Data journalism was becoming a thing about the time I started blogging a little over a decade ago. One format for that once-novel data-driven journalism was presenting a single powerful graphic accompanied by text explaining the graphic in depth. Jump ahead 10 years and we see data hasn’t sparked the interest some of us hoped. Instead of building a narrative to explain data, it’s far more common to invent numbers to explain a narrative. I will use a single slide to illustrate, from a recent presentation of the “Science Table: COVID-19 Advisory for Ontario.“
I tracked down this information after reading a ridiculous sentence in a report from the mainstream media:
“If strong measures stay in place, the daily total could drop to below 1,000 at the beginning of June and a high of 2,000 by mid-July.”
Why would cases start to rise after June begins “if strong measures stay in place.” The linked report includes an embedded video which shows only the graph section of the above slide, but it’s text of the slide that explains the bizarre forecast.
A nod to the power of credentials: note the graphic the last forecast from the same body was immediately demonstrably poor, with subsequent new daily positive COVID-19 cases falling below the best-case scenario, and yet questions such as this from John Michael McGrath of TVO persist:
is the current policy status quo compatible with the assumptions of the best case scenario?
are answered with a very confident:
The assumptions behind this forecast are what drives the curve. The model predicts a, “Stay-at-home order 6 weeks starting Apr 8,” but that length is a function of regulation and not only can be extended, in my opinion it’s unlikely that it won’t be in remaining hotspots given that it would terminate the lockdown order immediately before the May two-four long weekend.
The Table’s other prediction for the model is, “Vaccinating 100,000/day” – a level Ontario has been exceeding, on average, for over a week. Recently Moderna as well as Johnson and Johnson vaccines have arrived and as those are added to the current outlook the expectation should be for an average of approximately 140,000 doses arriving per day during May, and increasing beyond that in June.

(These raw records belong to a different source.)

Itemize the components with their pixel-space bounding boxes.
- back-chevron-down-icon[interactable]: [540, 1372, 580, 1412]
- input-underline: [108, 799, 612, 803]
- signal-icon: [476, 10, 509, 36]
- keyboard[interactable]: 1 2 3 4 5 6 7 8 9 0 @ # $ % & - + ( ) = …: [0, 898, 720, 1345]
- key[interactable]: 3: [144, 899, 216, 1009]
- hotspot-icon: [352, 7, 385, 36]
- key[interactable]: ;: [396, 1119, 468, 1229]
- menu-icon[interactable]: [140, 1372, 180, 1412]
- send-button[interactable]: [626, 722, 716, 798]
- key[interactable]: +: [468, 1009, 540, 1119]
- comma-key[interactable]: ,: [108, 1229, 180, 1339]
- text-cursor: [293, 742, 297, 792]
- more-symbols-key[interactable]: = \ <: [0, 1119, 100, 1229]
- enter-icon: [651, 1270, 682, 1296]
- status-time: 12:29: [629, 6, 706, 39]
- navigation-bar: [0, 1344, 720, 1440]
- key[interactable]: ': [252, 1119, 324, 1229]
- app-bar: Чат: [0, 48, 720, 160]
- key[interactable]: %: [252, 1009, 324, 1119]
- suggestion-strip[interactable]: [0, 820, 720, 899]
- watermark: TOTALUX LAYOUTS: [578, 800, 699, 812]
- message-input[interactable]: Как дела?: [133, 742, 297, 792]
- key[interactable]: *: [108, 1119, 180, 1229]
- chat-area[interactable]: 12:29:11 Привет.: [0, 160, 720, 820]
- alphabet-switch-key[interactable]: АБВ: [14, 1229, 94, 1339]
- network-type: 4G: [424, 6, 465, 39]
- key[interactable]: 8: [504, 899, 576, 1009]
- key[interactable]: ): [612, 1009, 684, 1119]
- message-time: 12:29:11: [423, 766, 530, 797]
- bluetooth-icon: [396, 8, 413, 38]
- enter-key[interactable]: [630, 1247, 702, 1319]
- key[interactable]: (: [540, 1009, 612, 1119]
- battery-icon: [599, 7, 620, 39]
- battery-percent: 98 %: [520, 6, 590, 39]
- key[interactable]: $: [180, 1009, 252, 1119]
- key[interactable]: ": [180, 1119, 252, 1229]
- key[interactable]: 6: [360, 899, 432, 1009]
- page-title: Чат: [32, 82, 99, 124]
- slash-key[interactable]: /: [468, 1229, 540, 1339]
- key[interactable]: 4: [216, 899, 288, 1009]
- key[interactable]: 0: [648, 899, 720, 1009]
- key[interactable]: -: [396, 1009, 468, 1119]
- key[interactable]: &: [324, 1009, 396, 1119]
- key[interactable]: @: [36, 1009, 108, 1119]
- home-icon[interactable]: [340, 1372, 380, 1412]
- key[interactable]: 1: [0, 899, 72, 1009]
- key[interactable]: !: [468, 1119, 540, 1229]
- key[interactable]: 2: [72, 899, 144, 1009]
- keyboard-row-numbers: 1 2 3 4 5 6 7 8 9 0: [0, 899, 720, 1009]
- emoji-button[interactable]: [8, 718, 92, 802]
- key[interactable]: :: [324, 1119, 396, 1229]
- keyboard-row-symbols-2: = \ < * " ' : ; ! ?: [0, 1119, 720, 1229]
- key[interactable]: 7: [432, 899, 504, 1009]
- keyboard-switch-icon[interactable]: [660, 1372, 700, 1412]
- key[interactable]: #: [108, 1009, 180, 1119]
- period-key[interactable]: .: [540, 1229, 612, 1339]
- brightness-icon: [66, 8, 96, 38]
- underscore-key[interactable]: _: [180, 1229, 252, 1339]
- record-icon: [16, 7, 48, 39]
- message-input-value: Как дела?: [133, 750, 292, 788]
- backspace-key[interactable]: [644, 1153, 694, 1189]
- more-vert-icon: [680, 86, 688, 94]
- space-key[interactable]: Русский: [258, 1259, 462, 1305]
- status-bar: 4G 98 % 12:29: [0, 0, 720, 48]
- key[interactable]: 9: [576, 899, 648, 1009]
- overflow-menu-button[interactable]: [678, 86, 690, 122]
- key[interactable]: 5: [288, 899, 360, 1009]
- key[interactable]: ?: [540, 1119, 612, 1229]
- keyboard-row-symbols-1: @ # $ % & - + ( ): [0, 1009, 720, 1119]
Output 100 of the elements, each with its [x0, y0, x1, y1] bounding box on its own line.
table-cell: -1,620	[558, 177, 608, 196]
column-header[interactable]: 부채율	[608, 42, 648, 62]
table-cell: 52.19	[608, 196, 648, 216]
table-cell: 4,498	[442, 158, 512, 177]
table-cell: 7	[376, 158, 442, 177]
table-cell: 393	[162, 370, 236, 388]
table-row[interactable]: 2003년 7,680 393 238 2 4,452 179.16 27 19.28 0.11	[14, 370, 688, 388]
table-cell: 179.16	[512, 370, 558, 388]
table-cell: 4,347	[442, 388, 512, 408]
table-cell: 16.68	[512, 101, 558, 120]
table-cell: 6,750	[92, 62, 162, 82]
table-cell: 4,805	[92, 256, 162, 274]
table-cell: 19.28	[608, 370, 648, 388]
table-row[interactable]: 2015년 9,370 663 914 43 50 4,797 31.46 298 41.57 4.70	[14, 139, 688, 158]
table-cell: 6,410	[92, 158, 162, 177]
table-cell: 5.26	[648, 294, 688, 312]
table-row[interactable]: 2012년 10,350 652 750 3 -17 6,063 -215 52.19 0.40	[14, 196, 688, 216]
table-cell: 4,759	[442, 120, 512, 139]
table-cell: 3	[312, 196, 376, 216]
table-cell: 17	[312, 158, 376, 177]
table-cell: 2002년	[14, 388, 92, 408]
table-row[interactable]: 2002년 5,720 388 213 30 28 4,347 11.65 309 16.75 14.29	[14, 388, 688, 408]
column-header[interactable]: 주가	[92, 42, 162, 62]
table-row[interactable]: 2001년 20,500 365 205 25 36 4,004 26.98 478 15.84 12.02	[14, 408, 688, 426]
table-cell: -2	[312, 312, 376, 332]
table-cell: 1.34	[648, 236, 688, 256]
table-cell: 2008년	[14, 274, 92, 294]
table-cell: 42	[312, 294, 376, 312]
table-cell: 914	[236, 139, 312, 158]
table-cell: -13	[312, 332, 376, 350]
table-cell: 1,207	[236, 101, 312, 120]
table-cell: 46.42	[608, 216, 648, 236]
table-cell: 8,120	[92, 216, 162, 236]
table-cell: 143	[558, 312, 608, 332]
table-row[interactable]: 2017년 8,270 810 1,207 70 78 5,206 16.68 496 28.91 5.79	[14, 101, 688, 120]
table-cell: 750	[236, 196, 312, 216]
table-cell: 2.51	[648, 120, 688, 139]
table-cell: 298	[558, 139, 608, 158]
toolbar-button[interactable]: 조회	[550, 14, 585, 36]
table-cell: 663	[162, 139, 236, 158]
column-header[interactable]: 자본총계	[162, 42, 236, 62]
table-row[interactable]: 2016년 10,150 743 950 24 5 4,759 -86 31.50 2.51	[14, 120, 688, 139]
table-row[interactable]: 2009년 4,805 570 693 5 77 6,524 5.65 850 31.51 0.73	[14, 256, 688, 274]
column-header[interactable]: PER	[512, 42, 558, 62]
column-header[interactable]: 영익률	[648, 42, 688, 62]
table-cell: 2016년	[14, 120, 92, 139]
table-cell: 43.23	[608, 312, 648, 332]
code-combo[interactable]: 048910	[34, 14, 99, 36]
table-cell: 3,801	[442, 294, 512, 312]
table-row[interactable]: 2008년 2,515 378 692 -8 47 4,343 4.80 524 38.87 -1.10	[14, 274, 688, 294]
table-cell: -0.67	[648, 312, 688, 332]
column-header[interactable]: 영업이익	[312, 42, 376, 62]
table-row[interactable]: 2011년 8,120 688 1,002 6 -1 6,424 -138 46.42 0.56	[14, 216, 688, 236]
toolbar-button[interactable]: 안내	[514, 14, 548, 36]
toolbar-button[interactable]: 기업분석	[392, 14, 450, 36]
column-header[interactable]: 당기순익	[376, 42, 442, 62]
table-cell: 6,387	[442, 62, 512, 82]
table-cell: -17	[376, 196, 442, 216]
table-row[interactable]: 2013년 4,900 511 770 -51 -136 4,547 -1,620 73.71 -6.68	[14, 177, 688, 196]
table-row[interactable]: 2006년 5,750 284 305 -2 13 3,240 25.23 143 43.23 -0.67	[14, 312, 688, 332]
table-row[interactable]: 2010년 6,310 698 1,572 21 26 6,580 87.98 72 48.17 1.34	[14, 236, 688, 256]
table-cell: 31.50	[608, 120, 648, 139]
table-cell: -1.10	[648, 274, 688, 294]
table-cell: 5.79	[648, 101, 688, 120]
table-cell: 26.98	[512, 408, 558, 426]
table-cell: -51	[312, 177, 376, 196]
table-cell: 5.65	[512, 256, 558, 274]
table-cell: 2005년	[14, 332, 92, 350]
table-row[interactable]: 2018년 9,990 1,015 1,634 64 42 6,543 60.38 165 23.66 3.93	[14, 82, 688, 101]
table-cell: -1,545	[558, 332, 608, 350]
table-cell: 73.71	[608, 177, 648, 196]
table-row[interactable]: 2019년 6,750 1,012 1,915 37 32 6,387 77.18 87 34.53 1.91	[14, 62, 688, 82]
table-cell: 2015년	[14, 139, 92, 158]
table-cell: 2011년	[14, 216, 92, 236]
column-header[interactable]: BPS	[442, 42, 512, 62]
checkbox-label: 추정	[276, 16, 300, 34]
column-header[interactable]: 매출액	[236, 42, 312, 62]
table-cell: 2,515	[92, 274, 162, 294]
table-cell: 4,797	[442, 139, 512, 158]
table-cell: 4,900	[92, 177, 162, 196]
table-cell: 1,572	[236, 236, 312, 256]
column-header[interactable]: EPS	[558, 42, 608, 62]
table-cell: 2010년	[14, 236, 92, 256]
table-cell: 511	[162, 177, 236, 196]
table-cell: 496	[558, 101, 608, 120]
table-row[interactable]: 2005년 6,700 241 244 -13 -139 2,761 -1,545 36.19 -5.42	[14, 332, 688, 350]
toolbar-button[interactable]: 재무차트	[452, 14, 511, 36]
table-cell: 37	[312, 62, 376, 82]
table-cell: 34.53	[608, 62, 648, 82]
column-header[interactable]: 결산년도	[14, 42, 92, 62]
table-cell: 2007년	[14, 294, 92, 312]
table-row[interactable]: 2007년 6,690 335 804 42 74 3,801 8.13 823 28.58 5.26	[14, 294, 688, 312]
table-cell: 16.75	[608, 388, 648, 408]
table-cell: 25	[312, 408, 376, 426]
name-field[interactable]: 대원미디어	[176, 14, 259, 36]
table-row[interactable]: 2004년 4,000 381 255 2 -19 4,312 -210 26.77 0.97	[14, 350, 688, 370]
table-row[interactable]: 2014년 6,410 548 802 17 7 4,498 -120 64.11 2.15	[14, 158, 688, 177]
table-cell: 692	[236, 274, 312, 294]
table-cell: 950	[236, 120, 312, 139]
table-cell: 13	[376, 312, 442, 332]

Aside from those two stated baseless “predictions” – which are very poor assumptions to feed into a model – the slide notes 4 “best case assumptions” – which strike me as mostly lovely positions: “Effective sick pay, Short list of essential workplaces, Lower mobility, Continued focus on vaccinating high risk communities.” These obviously make some intuitive sense, but they’re presented unconvincingly for people expecting some numeric support in a model. The “R naught” is currently below 1, and both the vaccination rate and share of the population who’ve been infected are rising, so just maintaining the status quo would be enough to reduce cases even in the absence of warmer weather which allows for more time spent outdoors and opening windows when indoors.
One problem I see in wanting a “short list of essential workplaces” is proud people believe they’re essential – no matter how lousy their confidently delivered forecasts are – while humble people don’t realize they are.
It seems likely these projections of the “Science Advisory and Modelling Consensus Tables” will be even further above the actual outcomes than their previous report’s forecasts – which their own graphic shows to have been overly negative. There’s a good reason for all this: the hospitals in the greater Toronto area (GTA) are not only struggling to cope with the now waning influx of COVID patients, but pushing their sick population out to hospitals beyond their hotspot. Maybe a plan for where the big problem is would be a more manageable, and meaningful, endeavor.